In applied Bayesian statistics, the results of the research typically consist of the posterior distribution over the space of parameters. These posteriors are usually smooth continuous functions, approximated numerically with the set of samples obtained with methods like MCMC, IS or ABC.
Good Visualization of such approximation is problematic, even if the posterior has only one dimension. On one hand, simple stack of all the samples is a noisy saw-like picture, very different from the function we are trying to approximate. On the other hand, by smoothing this picture we amputate a part of the results. The choice of the appropriate visualization tool is therefore the compromise between the readability and information content. But should it be like this? Is there a visualization method witch could aim for both?
Lets show both the raw data and the difference between the raw and the smoothed data!
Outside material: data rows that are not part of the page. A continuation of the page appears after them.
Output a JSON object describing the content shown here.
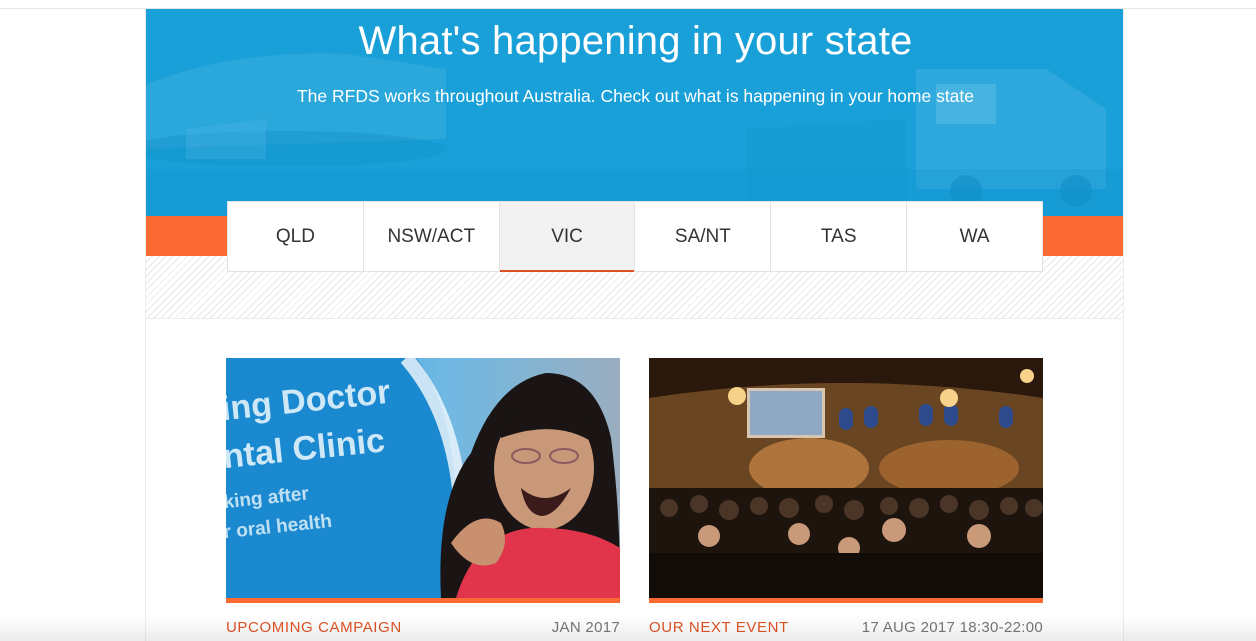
{
  "hero": {
    "title": "What's happening in your state",
    "subtitle": "The RFDS works throughout Australia. Check out what is happening in your home state"
  },
  "tabs": [
    {
      "label": "QLD",
      "active": false
    },
    {
      "label": "NSW/ACT",
      "active": false
    },
    {
      "label": "VIC",
      "active": true
    },
    {
      "label": "SA/NT",
      "active": false
    },
    {
      "label": "TAS",
      "active": false
    },
    {
      "label": "WA",
      "active": false
    }
  ],
  "cards": [
    {
      "type": "UPCOMING CAMPAIGN",
      "date": "JAN 2017",
      "image_text": [
        "ing Doctor",
        "ntal Clinic",
        "king after",
        "r oral health"
      ]
    },
    {
      "type": "OUR NEXT EVENT",
      "date": "17 AUG 2017 18:30-22:00"
    }
  ],
  "colors": {
    "hero_blue": "#1aa0d8",
    "accent_orange": "#fb6a33",
    "label_orange": "#e05425"
  }
}
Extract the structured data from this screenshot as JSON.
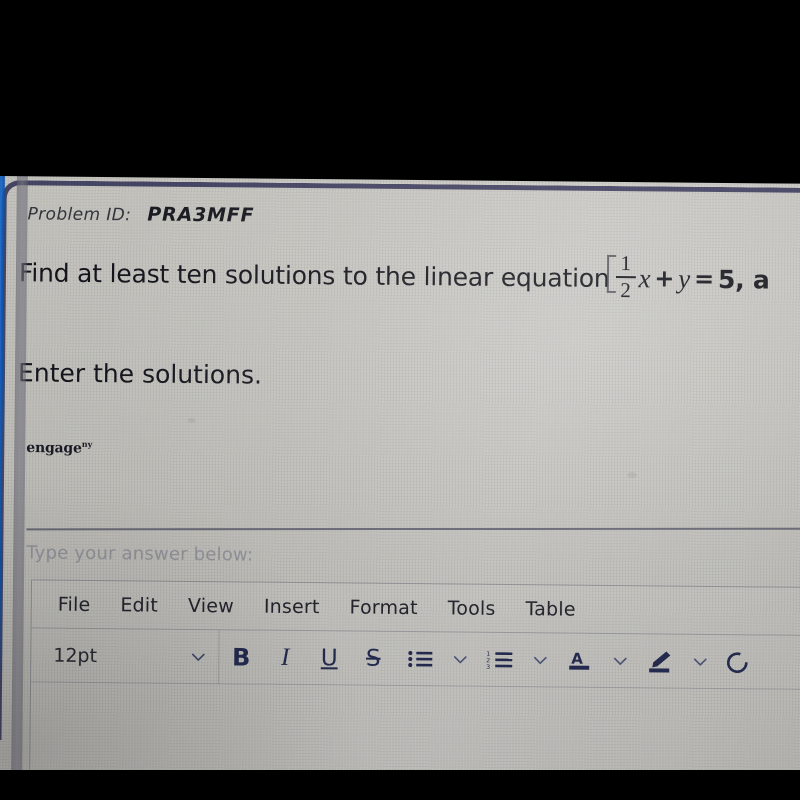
{
  "problem": {
    "id_label": "Problem ID:",
    "id_value": "PRA3MFF",
    "question_prefix": "Find at least ten solutions to the linear equation",
    "equation": {
      "fraction_numerator": "1",
      "fraction_denominator": "2",
      "variable_x": "x",
      "plus": "+",
      "variable_y": "y",
      "equals": "=",
      "value": "5",
      "trailing": ", a"
    },
    "instruction": "Enter the solutions.",
    "logo_main": "engage",
    "logo_sup": "ny"
  },
  "answer_area": {
    "prompt": "Type your answer below:"
  },
  "editor": {
    "menu": [
      {
        "label": "File"
      },
      {
        "label": "Edit"
      },
      {
        "label": "View"
      },
      {
        "label": "Insert"
      },
      {
        "label": "Format"
      },
      {
        "label": "Tools"
      },
      {
        "label": "Table"
      }
    ],
    "font_size": "12pt",
    "toolbar": [
      {
        "name": "bold",
        "glyph": "B"
      },
      {
        "name": "italic",
        "glyph": "I"
      },
      {
        "name": "underline",
        "glyph": "U"
      },
      {
        "name": "strikethrough",
        "glyph": "S"
      },
      {
        "name": "bullet-list",
        "glyph": ""
      },
      {
        "name": "numbered-list",
        "glyph": ""
      },
      {
        "name": "text-color",
        "glyph": "A"
      },
      {
        "name": "highlight-color",
        "glyph": ""
      }
    ]
  },
  "colors": {
    "screen_bg": "#bcbbb6",
    "card_border": "#3a3a5c",
    "toolbar_icon": "#232a4e",
    "text_primary": "#14141c",
    "text_muted": "#8e8e96",
    "edge_blue": "#1565c8",
    "photo_band": "#000000"
  }
}
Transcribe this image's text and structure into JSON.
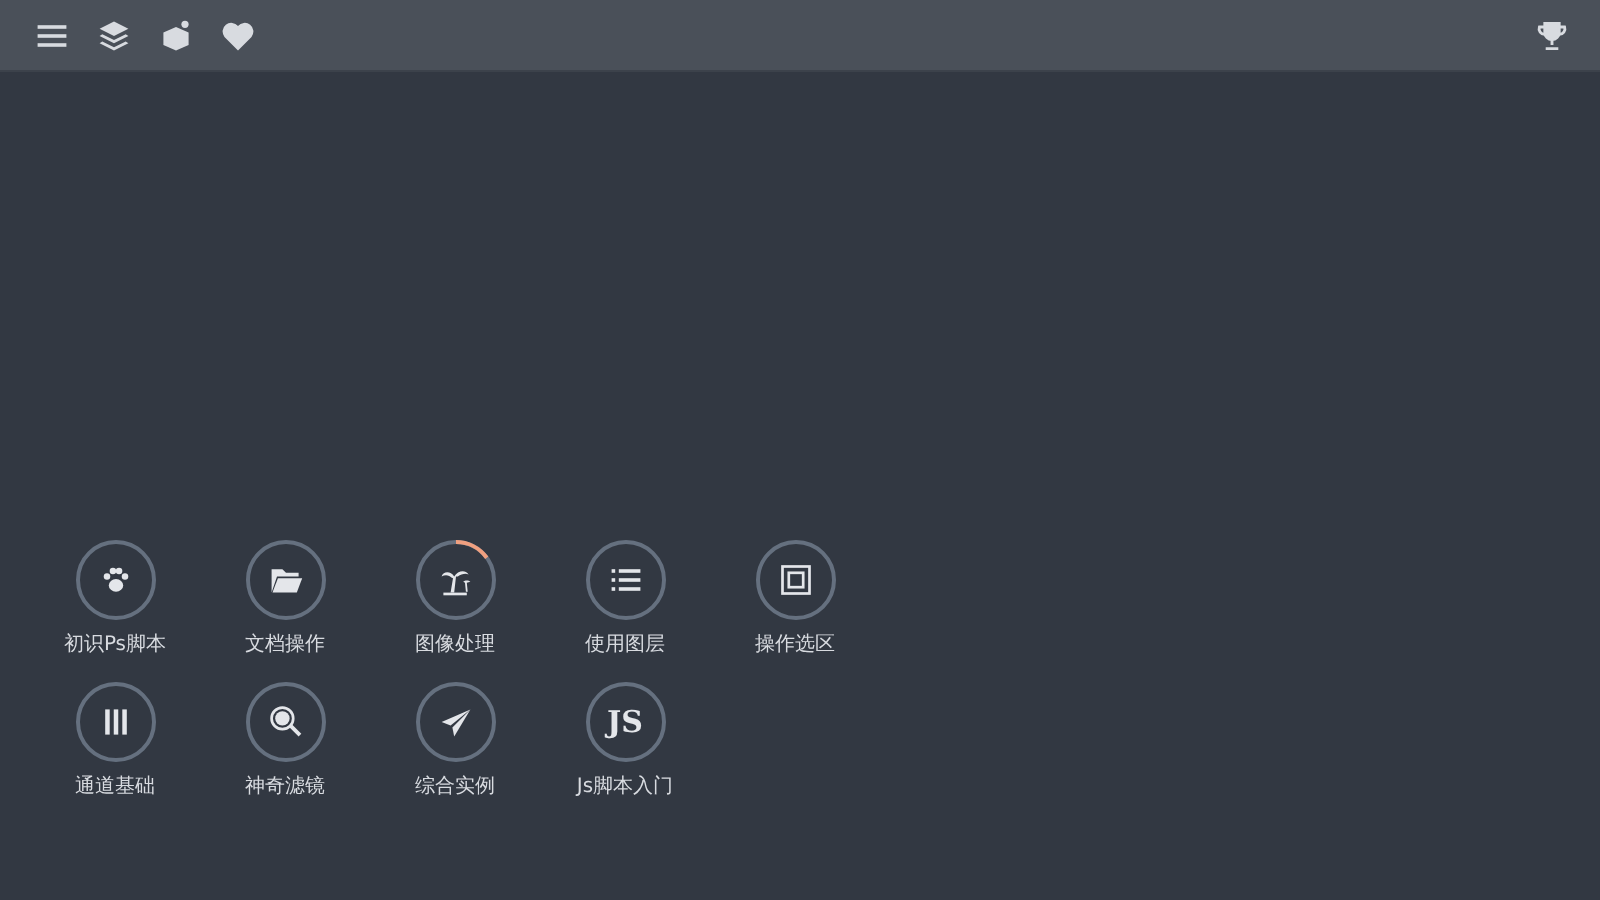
{
  "toolbar": {
    "icons": [
      {
        "kind": "menu"
      },
      {
        "kind": "layers"
      },
      {
        "kind": "cube"
      },
      {
        "kind": "heart"
      }
    ],
    "right_icon": {
      "kind": "trophy"
    }
  },
  "lessons": [
    {
      "label": "初识Ps脚本",
      "kind": "paw",
      "in_progress": false
    },
    {
      "label": "文档操作",
      "kind": "folder",
      "in_progress": false
    },
    {
      "label": "图像处理",
      "kind": "palm",
      "in_progress": true
    },
    {
      "label": "使用图层",
      "kind": "list",
      "in_progress": false
    },
    {
      "label": "操作选区",
      "kind": "square",
      "in_progress": false
    },
    {
      "label": "通道基础",
      "kind": "bars",
      "in_progress": false
    },
    {
      "label": "神奇滤镜",
      "kind": "magnifier",
      "in_progress": false
    },
    {
      "label": "综合实例",
      "kind": "plane",
      "in_progress": false
    },
    {
      "label": "Js脚本入门",
      "kind": "text",
      "icon_text": "JS",
      "in_progress": false
    }
  ]
}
This can be done in the several ways. The next figure demonstrates the proposed methods. In the fist case, the smoothed histogram is shown, but the difference between the raw and smoothed histograms is coded with concentration of ink at each bin. In the second case, the difference is moved to the cellar of the histogram.
These methods have several benefits.
When having large number of samples, all visualization methods work fine. With small number of samples, the proposed methods are more readable.
When a wrong smoothing method is used, the mistake would be evident from the non-random pattern in the color or heights, and can be easily corrected.
There are other ways to construct histograms using the announced principle: show both the raw data and the difference between the raw and the smoothed data. I presented above only two of them, which I found most simple. One of the alternative approaches would be to show the residuals as the separate histogram.
It would be interesting to see if two-dimensional distributions could be improved in the same way.